Between writing Omoo and Mardi Melville read. A ton. You can figure out a bunch of what he read just by reading Mardi—either because of allusions or because he flat-out tells you. He also realized that he could write. And then he lost all self-control and wrote everything imaginable into a single book. Hence the mess of Mardi. He knows he’s doing it:
My cheek blanches white while I write; I start at the scratch of my pen; my own mad brood of eagles devours me; fain would I unsay this audacity; but an iron-mailed hand clenches mine in a vice, and prints down every letter in my spite. Fain would I hurl off this Dionysius that rides me; my thoughts crush me down till I groan; in far fields I hear the song of the reaper, while I slave and faint in this cell. The fever runs through me like lava; my hot brain burns like a coal; and like many a monarch, I am less to be envied, than the veriest hind in the land.
Not very modest either, is it? This is after, by the way, declaring that “in me, many worthies recline, and converse,” including Montaigne, Augustine, Plato, Democritus, and Thomas-a-Kempis.
Readers should not expect an easy or friendly text, based just on his preface, which makes reference to the fact that his earlier two autobiographical tales were deemed impossible to be true. Here, “the thought occurred to me, of indeed writing a romance of Polynesian adventure, and publishing it as such; to see whether, the fiction might not, possibly, be received for a verity: in some degree the reverse of my previous experience.” Not bloody likely.

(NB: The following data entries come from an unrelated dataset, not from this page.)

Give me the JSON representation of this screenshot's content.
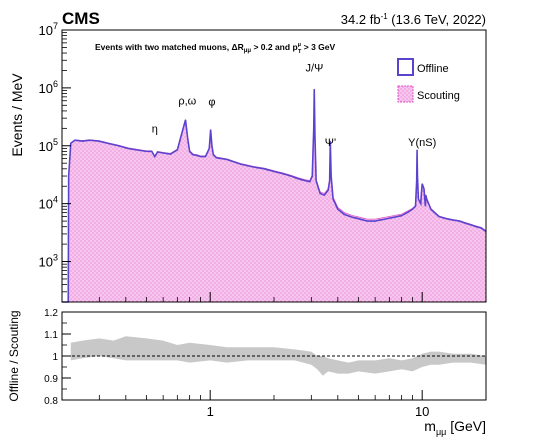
{
  "header": {
    "experiment": "CMS",
    "lumi": "34.2 fb",
    "lumi_exp": "-1",
    "energy_year": " (13.6 TeV, 2022)"
  },
  "colors": {
    "offline": "#5b43cf",
    "scouting_fill": "#f7c6ee",
    "scouting_dots": "#e257c4",
    "ratio_band": "#c8c8c8"
  },
  "chart_data": [
    {
      "type": "area",
      "title": "",
      "cuts_label": {
        "prefix": "Events with two matched muons, ",
        "dr": "ΔR",
        "dr_sub": "μμ",
        "dr_rel": " > 0.2 and ",
        "pt": "p",
        "pt_sup": "μ",
        "pt_sub": "T",
        "pt_rel": " > 3 GeV"
      },
      "xlabel": "",
      "ylabel": "Events / MeV",
      "xscale": "log",
      "yscale": "log",
      "xlim": [
        0.2,
        20
      ],
      "ylim": [
        200,
        10000000
      ],
      "y_ticks": [
        {
          "value": 1000,
          "exp": "3"
        },
        {
          "value": 10000,
          "exp": "4"
        },
        {
          "value": 100000,
          "exp": "5"
        },
        {
          "value": 1000000,
          "exp": "6"
        },
        {
          "value": 10000000,
          "exp": "7"
        }
      ],
      "legend": {
        "placement": "top-right",
        "entries": [
          "Offline",
          "Scouting"
        ]
      },
      "annotations": [
        {
          "text": "η",
          "x": 0.548,
          "y": 170000
        },
        {
          "text": "ρ,ω",
          "x": 0.78,
          "y": 520000
        },
        {
          "text": "φ",
          "x": 1.02,
          "y": 500000
        },
        {
          "text": "J/Ψ",
          "x": 3.1,
          "y": 1900000
        },
        {
          "text": "Ψ'",
          "x": 3.69,
          "y": 100000
        },
        {
          "text": "Υ(nS)",
          "x": 10.0,
          "y": 100000
        }
      ],
      "series": [
        {
          "name": "Offline",
          "x": [
            0.2,
            0.214,
            0.215,
            0.22,
            0.23,
            0.25,
            0.27,
            0.3,
            0.33,
            0.37,
            0.41,
            0.45,
            0.5,
            0.53,
            0.548,
            0.565,
            0.6,
            0.65,
            0.7,
            0.74,
            0.765,
            0.782,
            0.8,
            0.83,
            0.87,
            0.9,
            0.95,
            0.99,
            1.005,
            1.019,
            1.035,
            1.07,
            1.2,
            1.4,
            1.6,
            1.8,
            2.0,
            2.2,
            2.4,
            2.6,
            2.8,
            2.95,
            3.03,
            3.08,
            3.097,
            3.12,
            3.16,
            3.3,
            3.45,
            3.6,
            3.66,
            3.686,
            3.72,
            3.8,
            4.0,
            4.3,
            4.7,
            5.0,
            5.5,
            6.0,
            6.5,
            7.0,
            7.5,
            8.0,
            8.5,
            9.0,
            9.3,
            9.42,
            9.46,
            9.5,
            9.6,
            9.85,
            9.9,
            10.0,
            10.2,
            10.35,
            10.4,
            10.5,
            11.0,
            12.0,
            13.0,
            14.0,
            15.0,
            16.0,
            17.0,
            18.0,
            19.0,
            20.0
          ],
          "y": [
            200,
            200,
            30000,
            110000,
            125000,
            120000,
            125000,
            120000,
            110000,
            100000,
            90000,
            85000,
            80000,
            80000,
            65000,
            78000,
            75000,
            72000,
            85000,
            180000,
            280000,
            140000,
            80000,
            70000,
            68000,
            65000,
            65000,
            90000,
            190000,
            100000,
            70000,
            62000,
            58000,
            48000,
            43000,
            40000,
            36000,
            33000,
            30000,
            27000,
            25000,
            24000,
            30000,
            200000,
            950000,
            150000,
            25000,
            15000,
            14000,
            17000,
            25000,
            120000,
            30000,
            12000,
            8000,
            6500,
            5800,
            5500,
            5000,
            5000,
            5300,
            5600,
            5900,
            6200,
            7000,
            8000,
            9000,
            25000,
            85000,
            30000,
            12000,
            10000,
            14000,
            22000,
            18000,
            9000,
            14000,
            12000,
            8000,
            6000,
            5500,
            5200,
            5000,
            4600,
            4300,
            4000,
            3800,
            3300
          ]
        },
        {
          "name": "Scouting",
          "x": [
            0.2,
            0.214,
            0.215,
            0.22,
            0.23,
            0.25,
            0.27,
            0.3,
            0.33,
            0.37,
            0.41,
            0.45,
            0.5,
            0.53,
            0.548,
            0.565,
            0.6,
            0.65,
            0.7,
            0.74,
            0.765,
            0.782,
            0.8,
            0.83,
            0.87,
            0.9,
            0.95,
            0.99,
            1.005,
            1.019,
            1.035,
            1.07,
            1.2,
            1.4,
            1.6,
            1.8,
            2.0,
            2.2,
            2.4,
            2.6,
            2.8,
            2.95,
            3.03,
            3.08,
            3.097,
            3.12,
            3.16,
            3.3,
            3.45,
            3.6,
            3.66,
            3.686,
            3.72,
            3.8,
            4.0,
            4.3,
            4.7,
            5.0,
            5.5,
            6.0,
            6.5,
            7.0,
            7.5,
            8.0,
            8.5,
            9.0,
            9.3,
            9.42,
            9.46,
            9.5,
            9.6,
            9.85,
            9.9,
            10.0,
            10.2,
            10.35,
            10.4,
            10.5,
            11.0,
            12.0,
            13.0,
            14.0,
            15.0,
            16.0,
            17.0,
            18.0,
            19.0,
            20.0
          ],
          "y": [
            200,
            200,
            30000,
            112000,
            127000,
            123000,
            127000,
            122000,
            112000,
            102000,
            92000,
            87000,
            82000,
            82000,
            67000,
            80000,
            77000,
            74000,
            87000,
            182000,
            285000,
            143000,
            82000,
            72000,
            70000,
            67000,
            67000,
            92000,
            193000,
            102000,
            72000,
            64000,
            59000,
            49000,
            44000,
            41000,
            37000,
            34000,
            31000,
            28000,
            26000,
            25000,
            31000,
            205000,
            960000,
            152000,
            26000,
            16000,
            15000,
            18000,
            26000,
            122000,
            31000,
            13000,
            8600,
            7000,
            6200,
            5900,
            5400,
            5400,
            5700,
            6000,
            6300,
            6600,
            7400,
            8300,
            9300,
            25500,
            86000,
            30500,
            12400,
            10300,
            14300,
            22400,
            18300,
            9200,
            14300,
            12300,
            8200,
            6100,
            5600,
            5300,
            5100,
            4700,
            4400,
            4100,
            3900,
            3400
          ]
        }
      ]
    },
    {
      "type": "area",
      "title": "",
      "xlabel": "m",
      "xlabel_sub": "μμ",
      "xlabel_unit": " [GeV]",
      "ylabel": "Offline / Scouting",
      "xscale": "log",
      "xlim": [
        0.2,
        20
      ],
      "ylim": [
        0.8,
        1.2
      ],
      "y_ticks": [
        "0.8",
        "0.9",
        "1",
        "1.1",
        "1.2"
      ],
      "x_ticks": [
        {
          "value": 1,
          "label": "1"
        },
        {
          "value": 10,
          "label": "10"
        }
      ],
      "reference_line": 1.0,
      "series": [
        {
          "name": "Offline / Scouting",
          "x": [
            0.22,
            0.25,
            0.3,
            0.35,
            0.4,
            0.5,
            0.6,
            0.7,
            0.8,
            1.0,
            1.2,
            1.5,
            2.0,
            2.5,
            3.0,
            3.2,
            3.4,
            3.6,
            4.0,
            4.5,
            5.0,
            6.0,
            7.0,
            8.0,
            9.0,
            10.0,
            11.0,
            12.0,
            14.0,
            17.0,
            20.0
          ],
          "low": [
            0.98,
            0.99,
            1.0,
            0.99,
            0.98,
            0.98,
            0.98,
            0.98,
            0.97,
            0.98,
            0.97,
            0.98,
            0.98,
            0.98,
            0.96,
            0.94,
            0.91,
            0.93,
            0.92,
            0.92,
            0.93,
            0.92,
            0.93,
            0.94,
            0.93,
            0.95,
            0.96,
            0.96,
            0.97,
            0.97,
            0.96
          ],
          "high": [
            1.06,
            1.07,
            1.08,
            1.07,
            1.09,
            1.08,
            1.07,
            1.05,
            1.06,
            1.05,
            1.04,
            1.04,
            1.04,
            1.03,
            1.02,
            1.0,
            1.0,
            0.99,
            0.98,
            0.97,
            0.98,
            0.98,
            0.99,
            0.98,
            0.99,
            1.01,
            1.02,
            1.02,
            1.01,
            1.01,
            1.0
          ]
        }
      ]
    }
  ]
}
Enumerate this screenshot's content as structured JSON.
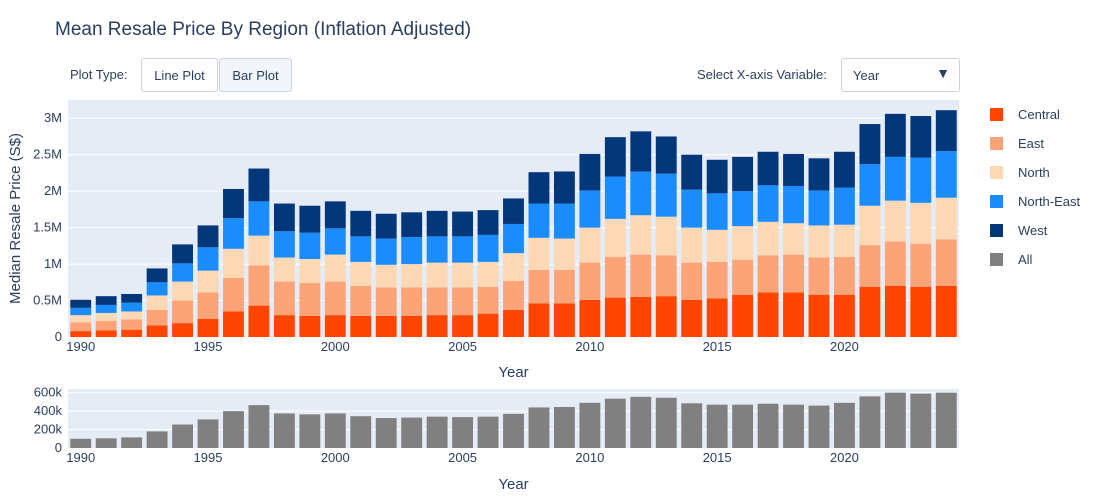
{
  "title": "Mean Resale Price By Region (Inflation Adjusted)",
  "controls": {
    "plot_type_label": "Plot Type:",
    "line_plot_label": "Line Plot",
    "bar_plot_label": "Bar Plot",
    "xvar_label": "Select X-axis Variable:",
    "xvar_value": "Year",
    "xvar_caret": "▼"
  },
  "colors": {
    "Central": "#ff4500",
    "East": "#fca377",
    "North": "#fdd8b4",
    "North-East": "#1a8cfd",
    "West": "#04367a",
    "All": "#808080",
    "plot_bg": "#e5ecf6"
  },
  "chart_data": [
    {
      "type": "bar",
      "stacked": true,
      "categories": [
        1990,
        1991,
        1992,
        1993,
        1994,
        1995,
        1996,
        1997,
        1998,
        1999,
        2000,
        2001,
        2002,
        2003,
        2004,
        2005,
        2006,
        2007,
        2008,
        2009,
        2010,
        2011,
        2012,
        2013,
        2014,
        2015,
        2016,
        2017,
        2018,
        2019,
        2020,
        2021,
        2022,
        2023,
        2024
      ],
      "series": [
        {
          "name": "Central",
          "values": [
            80000,
            90000,
            100000,
            160000,
            190000,
            250000,
            350000,
            430000,
            300000,
            290000,
            300000,
            290000,
            290000,
            290000,
            300000,
            300000,
            320000,
            370000,
            460000,
            460000,
            510000,
            540000,
            550000,
            560000,
            510000,
            530000,
            580000,
            610000,
            610000,
            580000,
            580000,
            690000,
            700000,
            690000,
            700000
          ]
        },
        {
          "name": "East",
          "values": [
            120000,
            130000,
            140000,
            210000,
            310000,
            360000,
            460000,
            550000,
            460000,
            450000,
            460000,
            410000,
            390000,
            390000,
            380000,
            380000,
            370000,
            400000,
            460000,
            460000,
            510000,
            560000,
            580000,
            560000,
            510000,
            500000,
            480000,
            510000,
            520000,
            510000,
            520000,
            570000,
            610000,
            590000,
            640000
          ]
        },
        {
          "name": "North",
          "values": [
            100000,
            110000,
            110000,
            200000,
            260000,
            300000,
            400000,
            410000,
            330000,
            330000,
            370000,
            330000,
            310000,
            320000,
            340000,
            340000,
            340000,
            380000,
            440000,
            430000,
            480000,
            520000,
            540000,
            530000,
            480000,
            440000,
            460000,
            460000,
            430000,
            440000,
            440000,
            540000,
            560000,
            560000,
            570000
          ]
        },
        {
          "name": "North-East",
          "values": [
            100000,
            110000,
            120000,
            180000,
            250000,
            320000,
            420000,
            470000,
            360000,
            360000,
            360000,
            350000,
            360000,
            370000,
            360000,
            360000,
            370000,
            400000,
            470000,
            480000,
            510000,
            580000,
            600000,
            590000,
            520000,
            500000,
            480000,
            500000,
            510000,
            480000,
            510000,
            570000,
            600000,
            620000,
            640000
          ]
        },
        {
          "name": "West",
          "values": [
            110000,
            120000,
            120000,
            190000,
            260000,
            300000,
            400000,
            450000,
            380000,
            370000,
            370000,
            350000,
            340000,
            340000,
            350000,
            340000,
            340000,
            350000,
            430000,
            440000,
            500000,
            540000,
            550000,
            510000,
            480000,
            460000,
            470000,
            460000,
            440000,
            440000,
            490000,
            550000,
            590000,
            570000,
            560000
          ]
        }
      ],
      "xlabel": "Year",
      "ylabel": "Median Resale Price (S$)",
      "ylim": [
        0,
        3250000
      ],
      "yticks": [
        0,
        500000,
        1000000,
        1500000,
        2000000,
        2500000,
        3000000
      ],
      "ytick_labels": [
        "0",
        "0.5M",
        "1M",
        "1.5M",
        "2M",
        "2.5M",
        "3M"
      ],
      "xticks": [
        1990,
        1995,
        2000,
        2005,
        2010,
        2015,
        2020
      ],
      "xtick_labels": [
        "1990",
        "1995",
        "2000",
        "2005",
        "2010",
        "2015",
        "2020"
      ],
      "xlim": [
        1989.5,
        2024.5
      ],
      "grid": true,
      "legend": "right"
    },
    {
      "type": "bar",
      "categories": [
        1990,
        1991,
        1992,
        1993,
        1994,
        1995,
        1996,
        1997,
        1998,
        1999,
        2000,
        2001,
        2002,
        2003,
        2004,
        2005,
        2006,
        2007,
        2008,
        2009,
        2010,
        2011,
        2012,
        2013,
        2014,
        2015,
        2016,
        2017,
        2018,
        2019,
        2020,
        2021,
        2022,
        2023,
        2024
      ],
      "series": [
        {
          "name": "All",
          "values": [
            100000,
            105000,
            115000,
            180000,
            255000,
            310000,
            400000,
            465000,
            375000,
            365000,
            375000,
            345000,
            325000,
            330000,
            340000,
            335000,
            340000,
            370000,
            440000,
            445000,
            490000,
            535000,
            555000,
            545000,
            485000,
            470000,
            470000,
            480000,
            470000,
            460000,
            490000,
            560000,
            600000,
            590000,
            600000
          ]
        }
      ],
      "xlabel": "Year",
      "ylabel": "",
      "ylim": [
        0,
        640000
      ],
      "yticks": [
        0,
        200000,
        400000,
        600000
      ],
      "ytick_labels": [
        "0",
        "200k",
        "400k",
        "600k"
      ],
      "xticks": [
        1990,
        1995,
        2000,
        2005,
        2010,
        2015,
        2020
      ],
      "xtick_labels": [
        "1990",
        "1995",
        "2000",
        "2005",
        "2010",
        "2015",
        "2020"
      ],
      "xlim": [
        1989.5,
        2024.5
      ],
      "grid": true
    }
  ],
  "legend": [
    "Central",
    "East",
    "North",
    "North-East",
    "West",
    "All"
  ]
}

The first part of the book, the story of the narrator and his best friend, the Skyeman Jarl, who run away from their whaling ship as it heads north, is amazing. On its own it puts Mardi way up the charts for me and is a clear precursor to Moby-Dick. The chapters in the whaleboat are especially beautiful. I would quote them, but like Melville I wouldn’t really be able to shut myself up. And the latter part of my reading has so overshadowed the “voyage thither” that the much less beautiful trip around Mardi is more on my mind.